Entrance points to the Blackwood River from Bridgetown, Nannup and Augusta mean that the largest river in the south west offers plenty of spots for an isolated swim experience. The river’s long reach also means the surrounding environment shifts from towering trees around Nannup and Bridgetown, to lower-level coastal treescape of Augusta, as the Blackwood widens and prepares to open to the Southern Ocean. For me, finding a riverbank spot in the town of Augusta offers a really quiet swimming experience of a seaside town known for its unpolished beauty.
Practicalities: Parking, easy access to the Augusta township and public facilities.

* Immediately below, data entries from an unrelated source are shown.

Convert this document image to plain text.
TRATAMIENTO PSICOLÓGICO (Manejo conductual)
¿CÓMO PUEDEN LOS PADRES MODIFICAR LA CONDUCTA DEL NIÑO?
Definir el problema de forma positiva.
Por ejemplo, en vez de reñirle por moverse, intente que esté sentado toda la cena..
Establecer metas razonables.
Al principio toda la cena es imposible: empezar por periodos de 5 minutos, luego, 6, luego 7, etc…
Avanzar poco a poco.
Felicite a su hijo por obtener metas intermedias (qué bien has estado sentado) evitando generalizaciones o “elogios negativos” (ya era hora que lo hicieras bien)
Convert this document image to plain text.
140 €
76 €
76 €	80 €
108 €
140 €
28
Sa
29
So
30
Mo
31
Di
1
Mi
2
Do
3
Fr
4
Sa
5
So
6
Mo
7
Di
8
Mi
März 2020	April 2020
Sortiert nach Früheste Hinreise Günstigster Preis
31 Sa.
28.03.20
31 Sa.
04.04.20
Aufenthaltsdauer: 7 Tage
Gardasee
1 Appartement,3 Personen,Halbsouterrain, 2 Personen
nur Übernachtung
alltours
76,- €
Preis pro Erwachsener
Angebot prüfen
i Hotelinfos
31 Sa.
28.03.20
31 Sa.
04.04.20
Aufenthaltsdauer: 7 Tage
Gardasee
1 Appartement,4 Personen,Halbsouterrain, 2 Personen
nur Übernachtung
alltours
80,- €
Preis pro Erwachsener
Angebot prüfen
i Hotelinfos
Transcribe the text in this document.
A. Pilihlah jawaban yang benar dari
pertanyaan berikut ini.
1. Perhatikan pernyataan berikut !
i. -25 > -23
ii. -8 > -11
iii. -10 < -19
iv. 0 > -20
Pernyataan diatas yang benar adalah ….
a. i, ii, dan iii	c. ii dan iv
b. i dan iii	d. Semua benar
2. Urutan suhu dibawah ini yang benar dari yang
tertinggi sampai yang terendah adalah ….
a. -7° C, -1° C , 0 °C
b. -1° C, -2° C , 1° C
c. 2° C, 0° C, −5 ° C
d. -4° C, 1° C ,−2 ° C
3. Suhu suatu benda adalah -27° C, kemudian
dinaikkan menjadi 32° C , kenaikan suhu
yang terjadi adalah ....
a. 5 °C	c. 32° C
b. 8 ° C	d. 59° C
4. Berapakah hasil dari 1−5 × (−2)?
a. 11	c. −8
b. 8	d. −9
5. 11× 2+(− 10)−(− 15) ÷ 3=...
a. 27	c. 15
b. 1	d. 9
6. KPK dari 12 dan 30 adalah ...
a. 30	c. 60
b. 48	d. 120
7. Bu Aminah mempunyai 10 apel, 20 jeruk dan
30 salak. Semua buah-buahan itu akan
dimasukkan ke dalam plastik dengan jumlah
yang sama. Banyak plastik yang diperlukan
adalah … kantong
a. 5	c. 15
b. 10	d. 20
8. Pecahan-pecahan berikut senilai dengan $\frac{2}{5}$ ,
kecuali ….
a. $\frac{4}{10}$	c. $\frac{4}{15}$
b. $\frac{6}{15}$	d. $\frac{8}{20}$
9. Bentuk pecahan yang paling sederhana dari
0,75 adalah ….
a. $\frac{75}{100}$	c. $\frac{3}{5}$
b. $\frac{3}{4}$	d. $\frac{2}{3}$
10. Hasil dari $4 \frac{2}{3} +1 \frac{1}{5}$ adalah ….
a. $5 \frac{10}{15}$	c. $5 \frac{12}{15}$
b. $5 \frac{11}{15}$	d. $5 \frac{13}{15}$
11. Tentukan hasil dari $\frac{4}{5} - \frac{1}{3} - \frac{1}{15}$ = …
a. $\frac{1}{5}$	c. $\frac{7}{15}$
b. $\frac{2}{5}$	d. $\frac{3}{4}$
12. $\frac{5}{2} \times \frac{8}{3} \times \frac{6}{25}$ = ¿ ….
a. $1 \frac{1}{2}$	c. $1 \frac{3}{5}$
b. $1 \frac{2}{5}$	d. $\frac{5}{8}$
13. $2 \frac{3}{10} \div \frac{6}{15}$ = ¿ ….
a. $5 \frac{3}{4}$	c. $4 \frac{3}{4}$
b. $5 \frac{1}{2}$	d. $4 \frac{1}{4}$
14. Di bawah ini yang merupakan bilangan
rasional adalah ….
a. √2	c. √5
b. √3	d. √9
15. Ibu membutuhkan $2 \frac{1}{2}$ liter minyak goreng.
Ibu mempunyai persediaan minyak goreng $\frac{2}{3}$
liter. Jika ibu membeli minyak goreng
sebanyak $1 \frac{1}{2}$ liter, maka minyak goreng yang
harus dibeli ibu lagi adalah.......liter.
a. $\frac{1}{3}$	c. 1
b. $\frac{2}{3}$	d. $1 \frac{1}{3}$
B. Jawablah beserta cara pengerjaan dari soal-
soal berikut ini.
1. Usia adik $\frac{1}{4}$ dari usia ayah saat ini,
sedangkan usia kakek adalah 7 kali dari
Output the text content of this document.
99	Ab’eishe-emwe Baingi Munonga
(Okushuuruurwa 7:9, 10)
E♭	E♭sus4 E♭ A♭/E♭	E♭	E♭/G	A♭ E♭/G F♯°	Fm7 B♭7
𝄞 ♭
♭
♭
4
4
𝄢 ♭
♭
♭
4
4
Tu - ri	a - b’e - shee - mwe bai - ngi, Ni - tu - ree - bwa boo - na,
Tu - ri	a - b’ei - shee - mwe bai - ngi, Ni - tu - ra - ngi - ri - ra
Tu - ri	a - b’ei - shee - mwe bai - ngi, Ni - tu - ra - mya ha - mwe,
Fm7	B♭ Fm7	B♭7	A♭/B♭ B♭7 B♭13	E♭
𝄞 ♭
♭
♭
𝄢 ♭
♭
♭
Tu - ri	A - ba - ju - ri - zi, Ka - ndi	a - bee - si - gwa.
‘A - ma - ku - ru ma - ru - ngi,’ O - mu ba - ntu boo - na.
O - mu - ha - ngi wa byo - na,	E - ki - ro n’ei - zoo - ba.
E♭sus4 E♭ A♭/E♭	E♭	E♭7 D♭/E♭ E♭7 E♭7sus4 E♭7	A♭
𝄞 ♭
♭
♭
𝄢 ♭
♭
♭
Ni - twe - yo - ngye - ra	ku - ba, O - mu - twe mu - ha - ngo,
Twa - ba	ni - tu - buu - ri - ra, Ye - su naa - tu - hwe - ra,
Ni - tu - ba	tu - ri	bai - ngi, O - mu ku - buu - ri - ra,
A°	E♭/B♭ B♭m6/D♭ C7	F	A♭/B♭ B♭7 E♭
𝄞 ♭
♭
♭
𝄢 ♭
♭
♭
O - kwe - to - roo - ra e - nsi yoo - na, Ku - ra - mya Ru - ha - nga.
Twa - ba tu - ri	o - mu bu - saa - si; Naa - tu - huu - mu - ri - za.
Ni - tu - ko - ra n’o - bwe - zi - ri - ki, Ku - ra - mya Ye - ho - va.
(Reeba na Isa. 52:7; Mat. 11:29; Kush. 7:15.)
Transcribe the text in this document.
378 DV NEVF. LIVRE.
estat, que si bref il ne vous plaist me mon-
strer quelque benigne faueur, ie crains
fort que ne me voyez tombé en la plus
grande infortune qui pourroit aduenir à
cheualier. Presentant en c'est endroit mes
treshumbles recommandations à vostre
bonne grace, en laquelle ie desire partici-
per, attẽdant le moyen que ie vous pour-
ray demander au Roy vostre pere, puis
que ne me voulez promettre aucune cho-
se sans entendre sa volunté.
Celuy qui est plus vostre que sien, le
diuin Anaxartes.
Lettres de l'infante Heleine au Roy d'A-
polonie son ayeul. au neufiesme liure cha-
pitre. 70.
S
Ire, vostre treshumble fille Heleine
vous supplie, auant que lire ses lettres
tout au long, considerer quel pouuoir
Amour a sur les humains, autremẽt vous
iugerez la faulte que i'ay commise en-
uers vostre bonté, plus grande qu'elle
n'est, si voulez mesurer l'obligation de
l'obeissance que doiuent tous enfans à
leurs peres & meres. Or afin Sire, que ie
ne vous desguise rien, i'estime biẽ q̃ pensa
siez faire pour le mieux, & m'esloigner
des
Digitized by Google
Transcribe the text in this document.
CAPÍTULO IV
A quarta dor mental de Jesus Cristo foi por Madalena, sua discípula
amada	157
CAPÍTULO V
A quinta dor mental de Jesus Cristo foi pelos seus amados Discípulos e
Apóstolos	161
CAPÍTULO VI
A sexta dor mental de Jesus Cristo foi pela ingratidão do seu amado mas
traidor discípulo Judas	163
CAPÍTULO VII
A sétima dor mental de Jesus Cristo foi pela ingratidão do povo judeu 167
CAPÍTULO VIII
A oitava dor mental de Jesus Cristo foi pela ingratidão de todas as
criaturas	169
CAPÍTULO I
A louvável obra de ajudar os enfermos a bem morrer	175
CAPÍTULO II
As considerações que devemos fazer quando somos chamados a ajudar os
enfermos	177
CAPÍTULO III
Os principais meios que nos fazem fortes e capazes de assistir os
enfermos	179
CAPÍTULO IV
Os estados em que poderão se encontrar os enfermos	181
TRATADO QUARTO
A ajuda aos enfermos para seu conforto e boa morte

Between Margaret River township and Nannup, Barrabup Pool is one of a collection of freshwater swimming holes dotted between these two localities off Mowen Road. Follow the signs, park the car, and walk in along the narrow bush track within St Johns Brook Conservation Park to find this natural pool whose waters are as emerald as the surrounding bushland. A jetty allows for feet dangling, but its immersion that brings the biggest rewards.
Practicalities: Parking, camping, and basic drop toilets.
Tucked in around the corner from Cape Leeuwin Lighthouse, Flinders Bay is another of those secluded curves of ocean that offers the rarity of shelter from exposure with views to the deep. The landmarks of jetty and point make for a natural lap lane for those with an eye to ocean swimming. Just don’t come here with too much focus on speed and execution – stingrays make the ocean bed their home, whales wander past in season and dolphin experiences are relatively common. There is ample opportunity to transform a wild swim into a wild natural encounter.
Practicalities: Parking, public toilets, and a children’s playground.
A full moon swim in the lagoon at Yallingup is an extraordinary experience. Reef conditions have created a sequestered circle of quiet water just on the inside of one of this town’s most hunted surf breaks. That placement of pounding surf just beyond reach of a mirrored aquamarine natural pool is a juxtaposition that cries out for digital visual record. But honestly, you’d be better off putting down the camera and immersing in the experience. Snorkel. Float. Swim. You can safely entertain children here. Ocean temperatures at the end of the cape are a little warmer than further south, but even so the winter months are beautifully brisk. And that saltwater therapy is priceless.
Practicalities: Parking, easy access and facilities in the nearby Yallingup township.